Nasdaq index futures: Prices are higher early today and hovering near last week’s 13-year high. The shorter-term moving averages (4- 9-and 18-day) are bullish early today. The 4-day moving average is above the 9-day and 18-day. The 9-day average is above the 18-day. Short-term oscillators (RSI, slow stochastics) are neutral early today. Shorter-term technical resistance is located at last week’s high of 3,392.75 and then at 3,400.00. Buy stops likely reside just above those levels. On the downside, short-term support is seen at the overnight low of 3,372.25 and then at 3,350.00. Sell stops are likely located just below those levels. Wyckoff’s Intra-Day Market Rating: 6.0.

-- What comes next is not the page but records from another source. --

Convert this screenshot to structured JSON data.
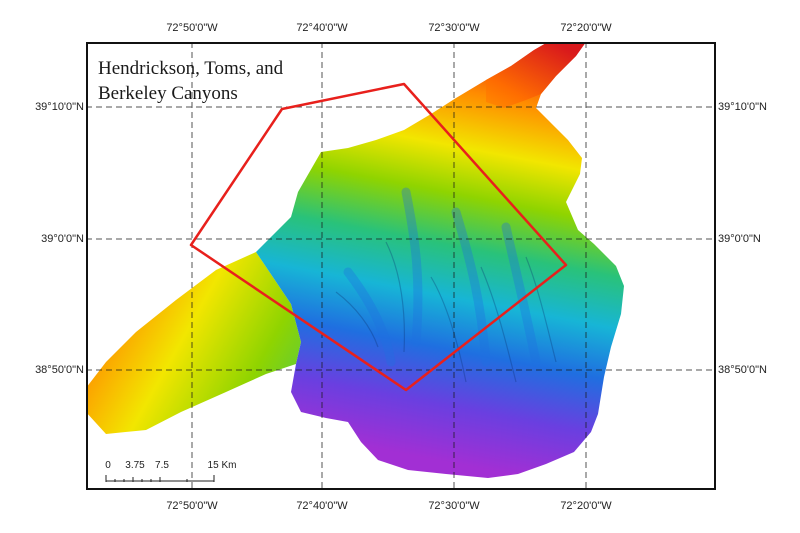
{
  "map": {
    "title_line1": "Hendrickson, Toms, and",
    "title_line2": "Berkeley Canyons",
    "longitude_labels": [
      "72°50'0\"W",
      "72°40'0\"W",
      "72°30'0\"W",
      "72°20'0\"W"
    ],
    "latitude_labels": [
      "39°10'0\"N",
      "39°0'0\"N",
      "38°50'0\"N"
    ],
    "scale_bar": {
      "labels": [
        "0",
        "3.75",
        "7.5",
        "15 Km"
      ]
    },
    "survey_polygon_color": "#e8201c",
    "bathymetry_palette": [
      "#e31a1c",
      "#ff8c00",
      "#f2e600",
      "#8fd400",
      "#29c27a",
      "#17b5d6",
      "#1f6fe0",
      "#6a3fe0",
      "#a22fd4"
    ]
  }
}
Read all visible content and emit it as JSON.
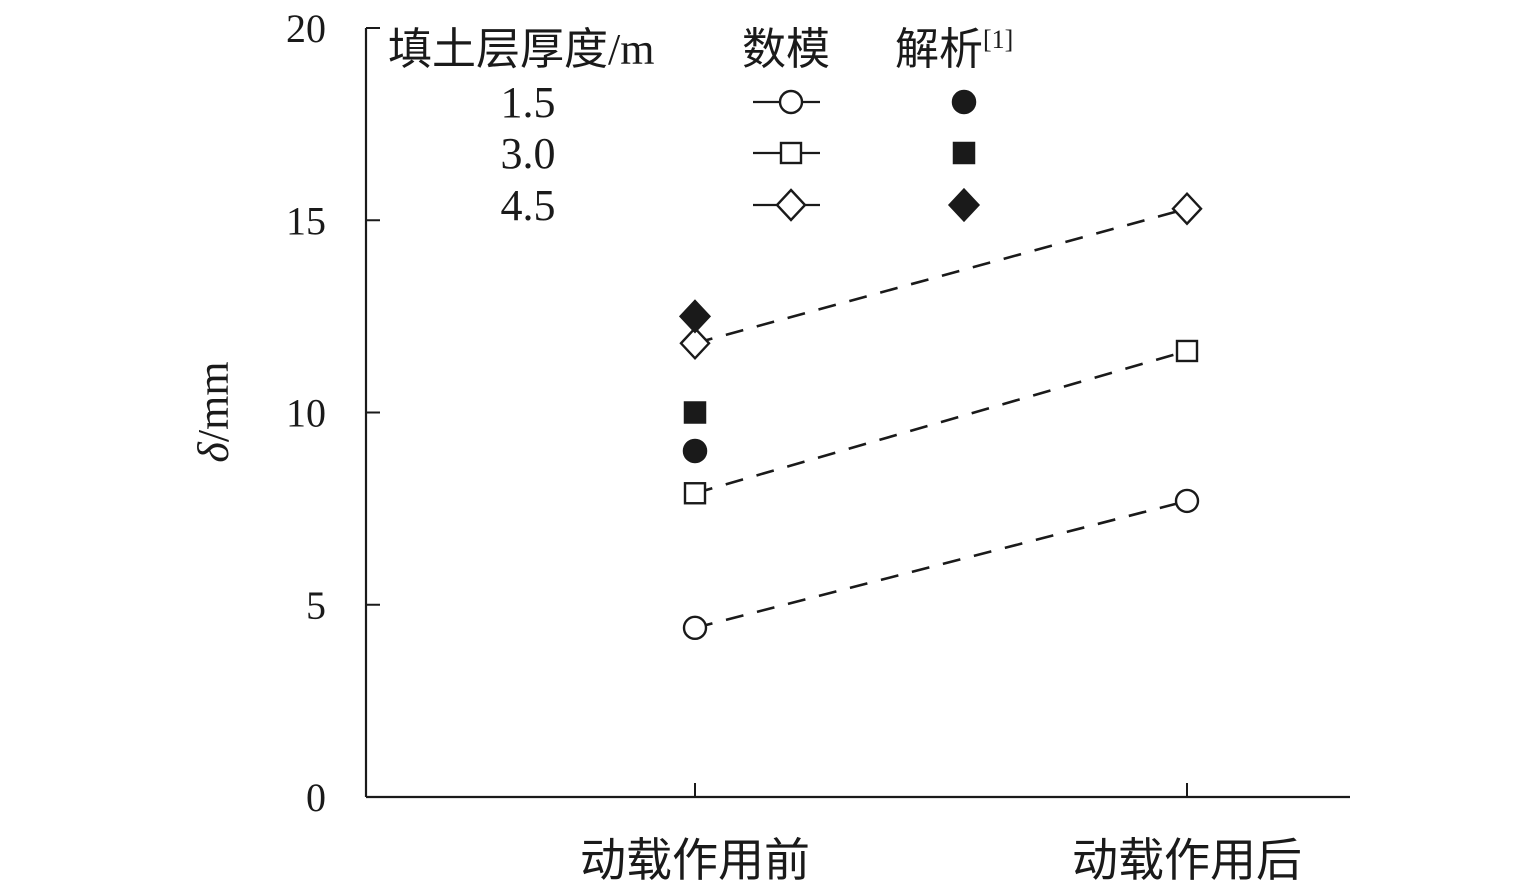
{
  "chart_data": {
    "type": "scatter",
    "title": "",
    "xlabel": "",
    "ylabel_symbol": "δ",
    "ylabel_unit": "/mm",
    "categories": [
      "动载作用前",
      "动载作用后"
    ],
    "ylim": [
      0,
      20
    ],
    "yticks": [
      "0",
      "5",
      "10",
      "15",
      "20"
    ],
    "grid": false,
    "legend": {
      "placement": "top-left",
      "header_thickness": "填土层厚度/m",
      "header_numerical": "数模",
      "header_analytical": "解析",
      "header_analytical_ref": "[1]",
      "rows": [
        "1.5",
        "3.0",
        "4.5"
      ]
    },
    "numerical_series": [
      {
        "thickness": "1.5",
        "marker": "circle",
        "values": [
          4.4,
          7.7
        ]
      },
      {
        "thickness": "3.0",
        "marker": "square",
        "values": [
          7.9,
          11.6
        ]
      },
      {
        "thickness": "4.5",
        "marker": "diamond",
        "values": [
          11.8,
          15.3
        ]
      }
    ],
    "analytical_series": [
      {
        "thickness": "1.5",
        "marker": "circle",
        "values": [
          9.0
        ]
      },
      {
        "thickness": "3.0",
        "marker": "square",
        "values": [
          10.0
        ]
      },
      {
        "thickness": "4.5",
        "marker": "diamond",
        "values": [
          12.5
        ]
      }
    ]
  }
}
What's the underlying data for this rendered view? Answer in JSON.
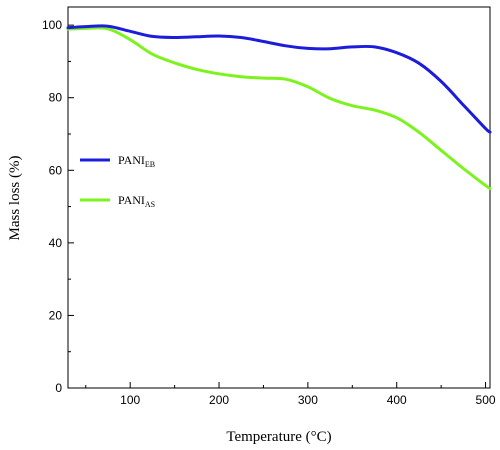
{
  "chart_data": {
    "type": "line",
    "title": "",
    "xlabel": "Temperature (°C)",
    "ylabel": "Mass loss (%)",
    "xlim": [
      30,
      505
    ],
    "ylim": [
      0,
      105
    ],
    "x_ticks": [
      100,
      200,
      300,
      400,
      500
    ],
    "y_ticks": [
      0,
      20,
      40,
      60,
      80,
      100
    ],
    "grid": false,
    "legend_position": "left-middle",
    "series": [
      {
        "name_main": "PANI",
        "name_sub": "EB",
        "color": "#1c1cdb",
        "x": [
          30,
          50,
          75,
          100,
          125,
          150,
          175,
          200,
          225,
          250,
          275,
          300,
          325,
          350,
          375,
          400,
          425,
          450,
          475,
          500,
          505
        ],
        "y": [
          99.3,
          99.6,
          99.7,
          98.3,
          96.9,
          96.6,
          96.8,
          97.0,
          96.6,
          95.5,
          94.3,
          93.6,
          93.5,
          94.0,
          94.0,
          92.4,
          89.5,
          84.5,
          78.0,
          71.5,
          70.5
        ]
      },
      {
        "name_main": "PANI",
        "name_sub": "AS",
        "color": "#7cf31e",
        "x": [
          30,
          50,
          75,
          100,
          125,
          150,
          175,
          200,
          225,
          250,
          275,
          300,
          325,
          350,
          375,
          400,
          425,
          450,
          475,
          500,
          505
        ],
        "y": [
          98.9,
          99.1,
          99.0,
          96.0,
          92.0,
          89.6,
          87.8,
          86.6,
          85.8,
          85.4,
          85.1,
          83.0,
          79.8,
          77.8,
          76.6,
          74.5,
          70.5,
          65.5,
          60.5,
          55.8,
          55.0
        ]
      }
    ]
  }
}
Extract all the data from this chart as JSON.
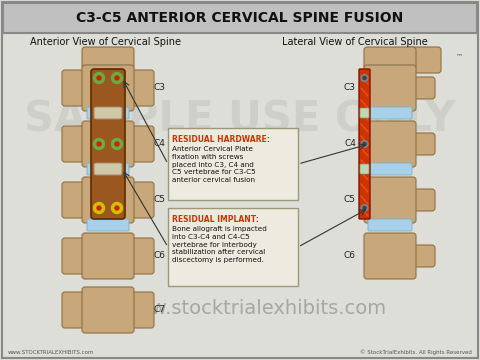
{
  "title": "C3-C5 ANTERIOR CERVICAL SPINE FUSION",
  "title_bg": "#c0c0c0",
  "title_border": "#888888",
  "bg_color": "#deded8",
  "watermark": "SAMPLE USE ONLY",
  "left_view_label": "Anterior View of Cervical Spine",
  "right_view_label": "Lateral View of Cervical Spine",
  "footer_left": "www.STOCKTRIALEXHIBITS.com",
  "footer_right": "© StockTrialExhibits. All Rights Reserved",
  "website": "© www.stocktrialexhibits.com",
  "box1_title": "RESIDUAL HARDWARE:",
  "box1_text": "Anterior Cervical Plate\nfixation with screws\nplaced into C3, C4 and\nC5 vertebrae for C3-C5\nanterior cervical fusion",
  "box2_title": "RESIDUAL IMPLANT:",
  "box2_text": "Bone allograft is impacted\ninto C3-C4 and C4-C5\nvertebrae for interbody\nstabilization after cervical\ndiscectomy is performed.",
  "screw_green": "#6aaa44",
  "screw_yellow": "#d4c000",
  "screw_red": "#cc2200",
  "bone_light": "#c8a87a",
  "bone_mid": "#b09060",
  "bone_dark": "#907040",
  "disc_color": "#a8d0e8",
  "box_bg": "#edeae0",
  "box_border": "#999977",
  "red_plate_color": "#cc3300"
}
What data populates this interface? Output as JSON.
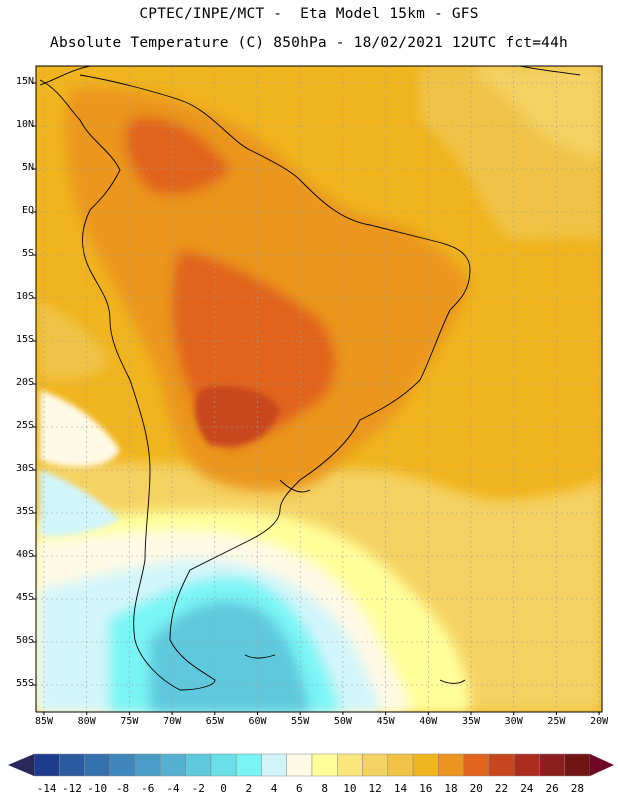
{
  "header": {
    "line1": "CPTEC/INPE/MCT -  Eta Model 15km - GFS",
    "line2": "Absolute Temperature (C) 850hPa - 18/02/2021 12UTC fct=44h"
  },
  "latitude_labels": [
    "15N",
    "10N",
    "5N",
    "EQ",
    "5S",
    "10S",
    "15S",
    "20S",
    "25S",
    "30S",
    "35S",
    "40S",
    "45S",
    "50S",
    "55S"
  ],
  "longitude_labels": [
    "85W",
    "80W",
    "75W",
    "70W",
    "65W",
    "60W",
    "55W",
    "50W",
    "45W",
    "40W",
    "35W",
    "30W",
    "25W",
    "20W"
  ],
  "colorbar": {
    "labels": [
      "-14",
      "-12",
      "-10",
      "-8",
      "-6",
      "-4",
      "-2",
      "0",
      "2",
      "4",
      "6",
      "8",
      "10",
      "12",
      "14",
      "16",
      "18",
      "20",
      "22",
      "24",
      "26",
      "28"
    ],
    "colors": [
      "#1e3c8c",
      "#2a5aa0",
      "#3571ae",
      "#3f86bb",
      "#4a9bc6",
      "#55b0d2",
      "#5ec8dd",
      "#6adfe8",
      "#7af5f5",
      "#d2f5fa",
      "#fffae6",
      "#ffff9b",
      "#fae67d",
      "#f5d264",
      "#f0c346",
      "#f0b41e",
      "#eb961e",
      "#e1641e",
      "#c8461e",
      "#aa2d1e",
      "#8c1e1e",
      "#731414"
    ],
    "under_color": "#28285a",
    "over_color": "#6e0a28"
  },
  "colors": {
    "land_outline": "#000000",
    "grid": "#a0a0a0",
    "frame": "#000000"
  }
}
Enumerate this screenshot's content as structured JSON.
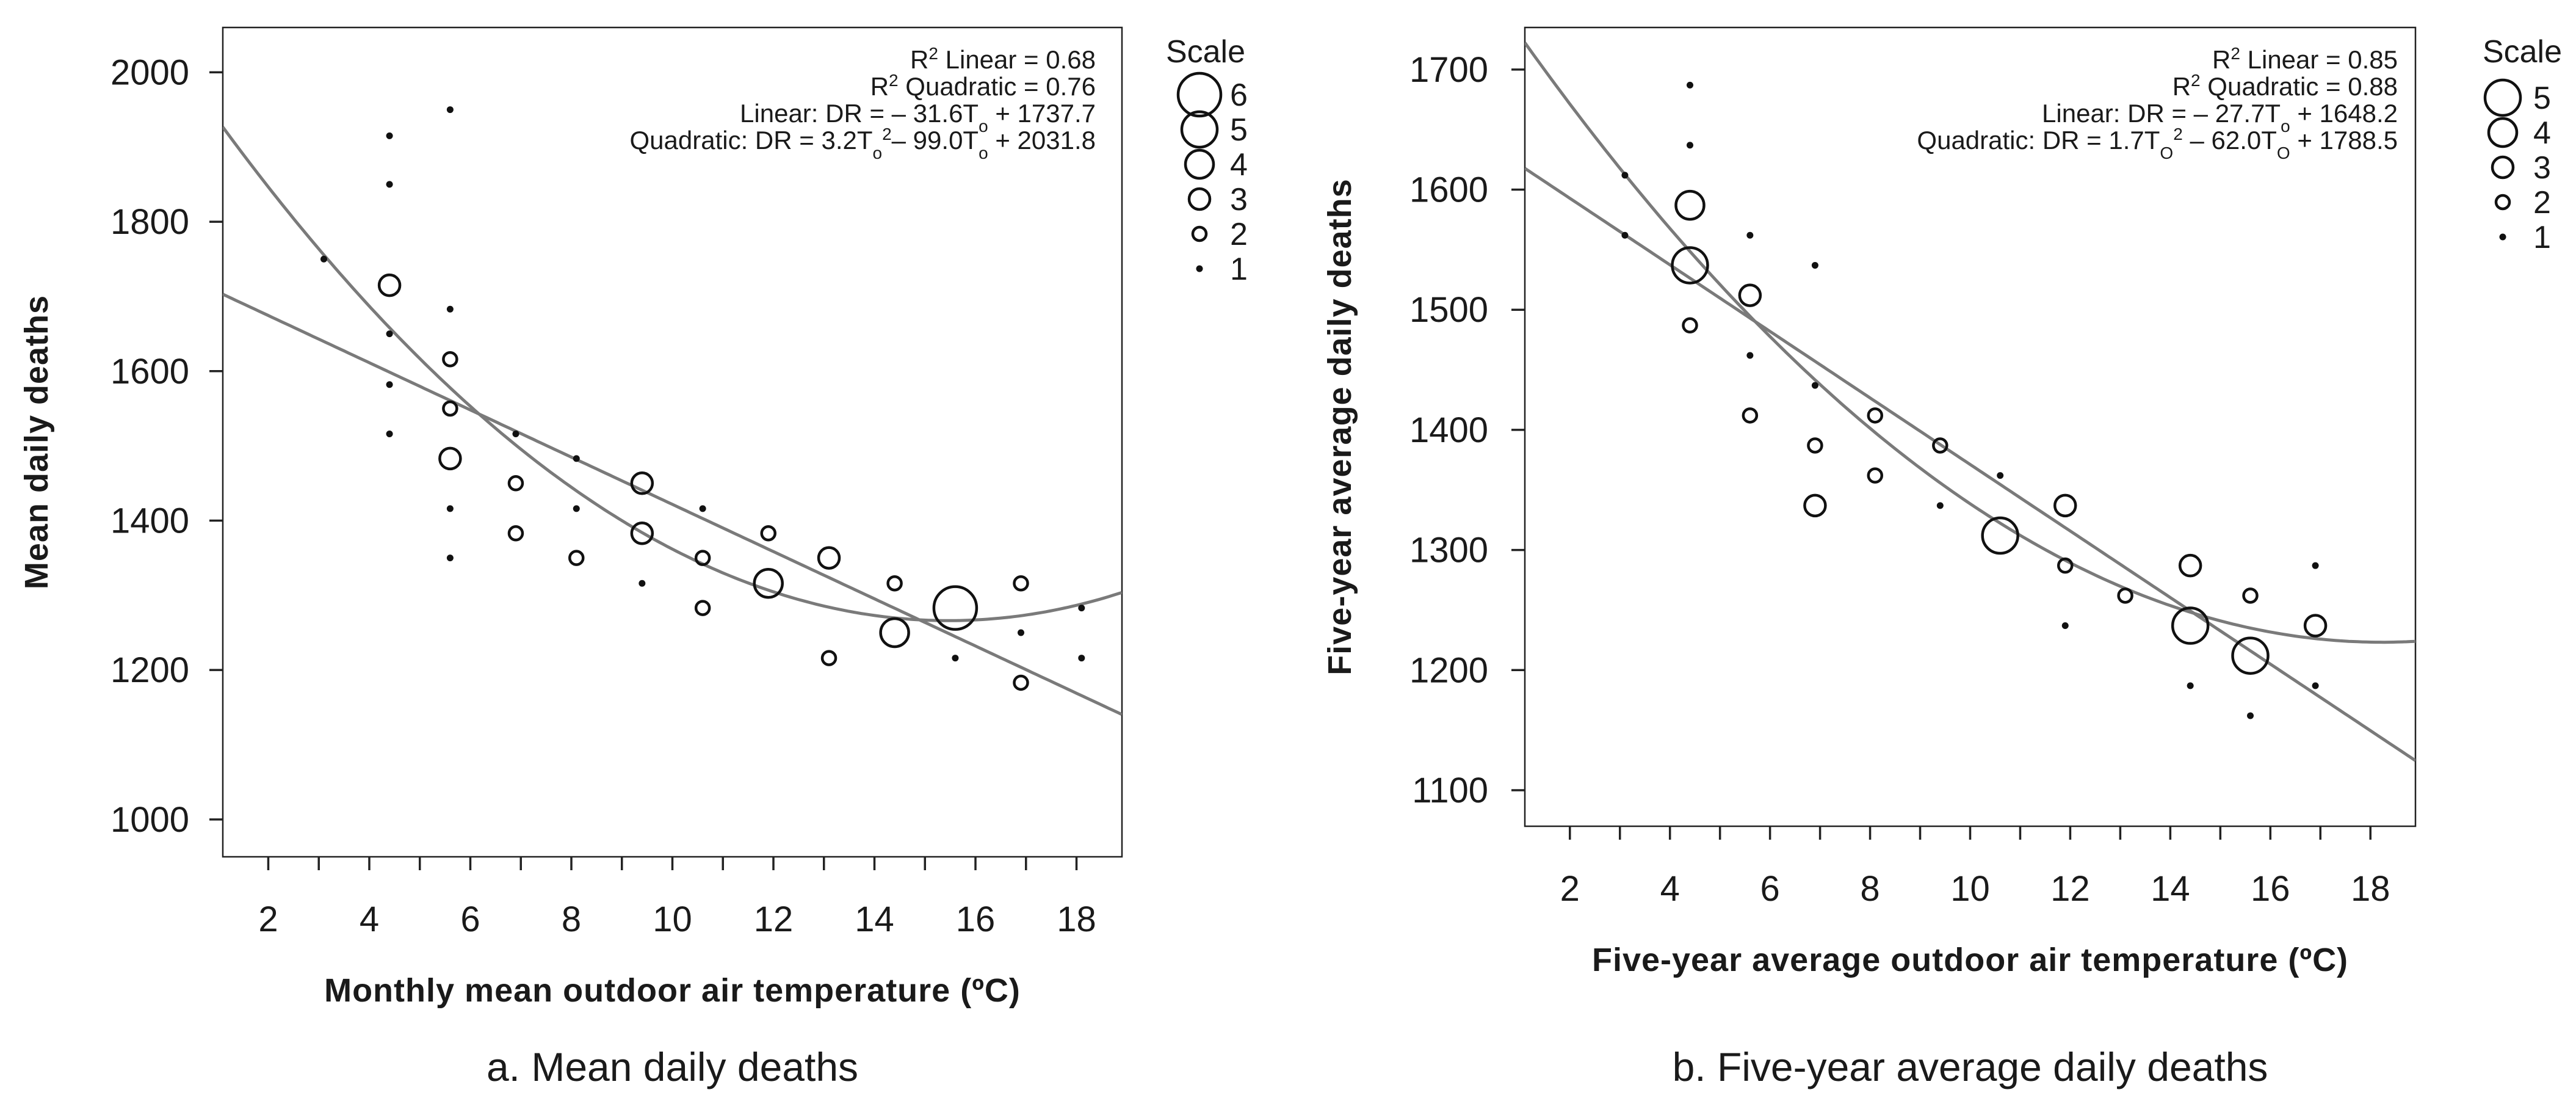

Dow futures: Prices are firmer early today. Buy stops likely reside just above technical resistance at 15,550 and then at 15,600. Sell stops likely reside just below technical support at 15,500 and then at Friday’s low of 15,455. Shorter-term moving averages are bullish early today, as the 4-day moving average is above the 9-day and 18-day. The 9-day moving average is above the 18-day moving average. Shorter-term oscillators (RSI, slow stochastics) are neutral early today. Wyckoff’s Intra-Day Market Rating: 5.5

U.S. TREASURY BONDS AND NOTES

December U.S. T-Bonds: Prices are weaker early today. Bulls still have some upside technical momentum. Shorter-term moving averages (4- 9- 18-day) are bullish early today. The 4-day moving average is above the 9-day and 18-day. The 9-day is above the 18-day moving average. Oscillators (RSI, slow stochastics) are bearish early today. Shorter-term resistance lies at the overnight high of 135 10/32 and then at last week’s high of 135 24/32. Buy stops likely reside just above those levels. Shorter-term technical support lies at the overnight low of 134 30/32 and then at 134 26/32. Sell stops likely reside just below those levels. Wyckoff’s Intra-Day Market Rating: 4.5 December U.S. T-Notes: Prices are slightly lower early today. Bulls still have some upside technical momentum. Shorter-term moving averages (4- 9- 18-day) are bullish early today. The 4-day moving average is above the 9-day and 18-day. The 9-day is above the 18-day moving average. Oscillators (RSI, slow stochastics) are neutral to bearish early today. Shorter-term resistance lies at the overnight high of 127.19.5 and then at last week’s high of 127.25.5. Buy stops likely reside just above those levels. Shorter-term technical support lies at the overnight low of 127.12.0 and then at 127.00.0. Sell stops likely reside just below those levels. Wyckoff’s Intra-Day Market Rating: 4.5

U.S. DOLLAR INDEX

The December U.S. dollar index is slightly higher early today on tepid short covering in a bear market after hitting a contract low Friday. Bears remain in strong overall near-term technical control. Slow stochastics for the dollar index are neutral early today. The dollar index finds shorter-term technical resistance at Friday’s high of 79.380 and then at 79.550. Shorter-term support is seen at the contract low of 79.060 and then at 79.000. Wyckoff’s Intra Day Market Rating: 5.0

NYMEX CRUDE OIL

December Nymex crude oil prices are slightly lower early today. Prices last week hit a nearly four-month low. Bears have the solid overall near-term technical advantage. Prices are in a two-month-old downtrend on the daily bar chart. In December Nymex crude, look for buy stops to reside just above resistance at the overnight high of $98.05 and then at $98.29. Look for sell stops just below technical support at $97.00 and then at $96.50. Wyckoff’s Intra-Day Market Rating: 4.5

GRAINS

Markets were mostly weaker overnight. Harvest progress in the U.S. Corn Belt remains a seasonally bearish market factor for corn and soybeans. It is believed that U.S. corn harvest is nearing 50% complete, while soybeans are around 80% harvested. Rain is coming to the Corn Belt in the coming days, which will delay harvesting. Wheat remains supported by Russian and South American wheat crop problems. Technically, the corn bears are in firm command, soybean bulls have the near-term technical edge, and wheat bulls also have the near-term technical advantage.